Bolling pulls out of governor’s race


Story by Chris Graham
newdominion@ntelos.net

Bill Bolling will not be in the running for the Republican Party gubernatorial nomination in 2009.

“While I deeply appreciate the encouragement I have received from countless people all across our state, I have decided that I will not be a candidate for governor in 2009. While it would be a great honor to serve as governor of Virginia someday, I have decided that this is simply not the right time in my personal and professional life for me to embark on a gubernatorial campaign,” Bolling said today at a news conference in Richmond.

The announcement from Bolling, the sitting lieutenant governor, likely means that Republican Attorney General Bob McDonnell will have an uncontested path to the gubernatorial nomination in 2009.

McDonnell told “The New Dominion Show” last week that he will make his candidacy for the nomination formal after the November 2008 elections.

Bolling had hinted in a separate interview with “The New Dominion Show” that a similar announcement might have been forthcoming. He said today that the rigors of running a statewide campaign coupled with the fact that the lieutenant-governor job is a part-time job were key factors in his decision.

“If there is one thing I learned from my campaign for lieutenant governor in 2005, it was that a statewide campaign is a very demanding thing and a campaign for Governor is an all-consuming thing,” Bolling said. “Given the all consuming demands of a gubernatorial campaign, I do not believe that anyone should seek that office unless they are able to dedicate their full time and attention to the campaign.

“Because I’m not independently wealthy and do not currently have a full-time government position, I have to work for a living, just like each of you, to pay the mortgage, college tuition, the power bill and all the rest,” said Bolling, who in addition to his post of lieutenant governor has a full-time position with Riggs, Couselman, Michaels and Downs, an independent insurance agency with offices in Baltimore, Washington, D.C., Richmond, Virginia Beach and Harrisburg, Pa.

Bolling serves as a vice president with the company.

“My first responsibility has to be to my family and I have reluctantly concluded that it would be impossible for me to hold down a very demanding job in the private sector, fulfill my duties as lieutenant governor, and run a successful campaign for governor at the same time,” Bolling said.

Bolling did say that he plans to run for a second term as lieutenant governor next year.

“I have enjoyed serving as lieutenant governor for the past two and half years.

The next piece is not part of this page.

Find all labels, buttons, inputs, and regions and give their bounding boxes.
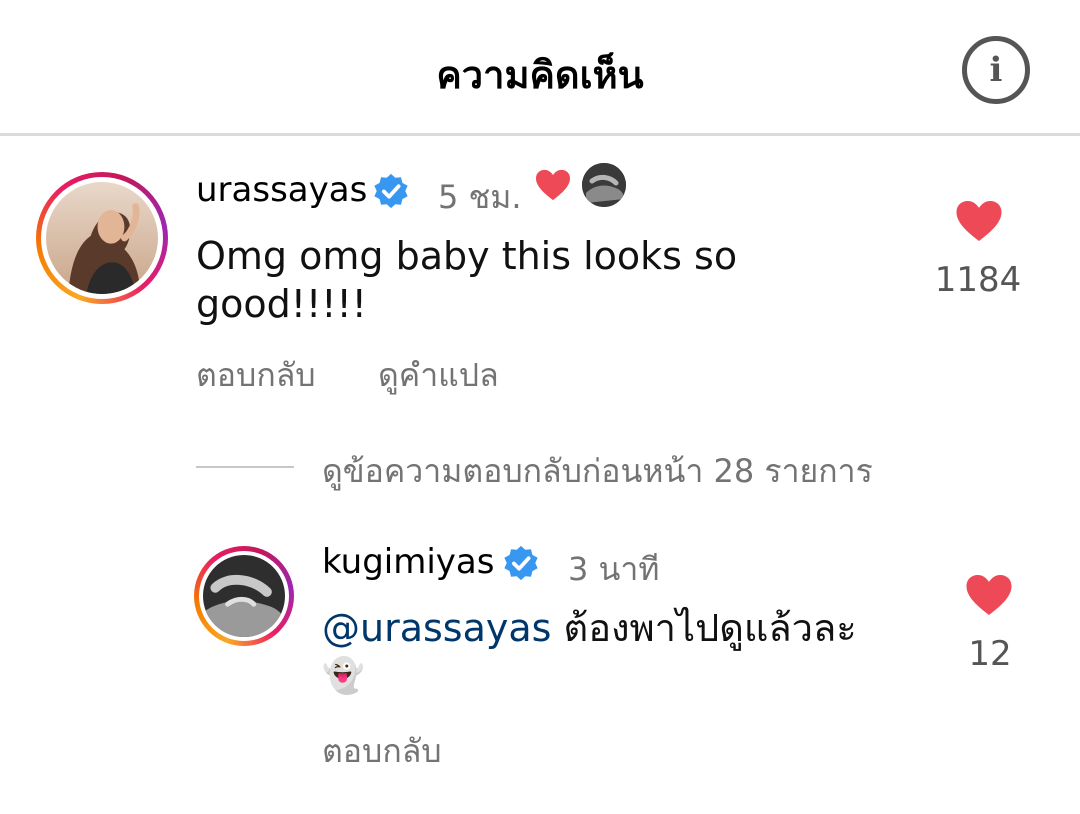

I believe I have made a positive contribution to the betterment of our state and our party, and I am willing to continue serving in that capacity if it is the will of the people of Virginia,” Bolling said.

Bolling’s announcement was met with commendation from a former Republican lieutenant governor, John Hager, who is now serving as the chair of the Republican Party of Virginia.

“I understand that this was a difficult personal decision for Bill and his family. I want to commend him for his serious thought, thank him for the leadership he has given Virginia, and wish him well for the future,” said Hager, who served as lieutenant governor from 1998 to 2002 and lost a gubernatorial nomination battle to then-attorney general Mark Earley in 2001 that some observers felt was a decisive factor in Democrat Mark Warner’s upset win in the governor’s race that fall.

“First in Hanover County, then in the Virginia Senate, and now as lieutenant governor, Bill Bolling has proven that he is a devoted family man, an exceptional leader, and an exemplary public servant who has worked diligently on behalf of the citizens of our Commonwealth. These talents will serve him well as he continues his public service,” Hager said.

“We are grateful for Bill’s unwavering support of the Republican Party of Virginia. Today’s announcement underscores the party’s political strength throughout the Commonwealth as we march forward into 2009,” Hager said.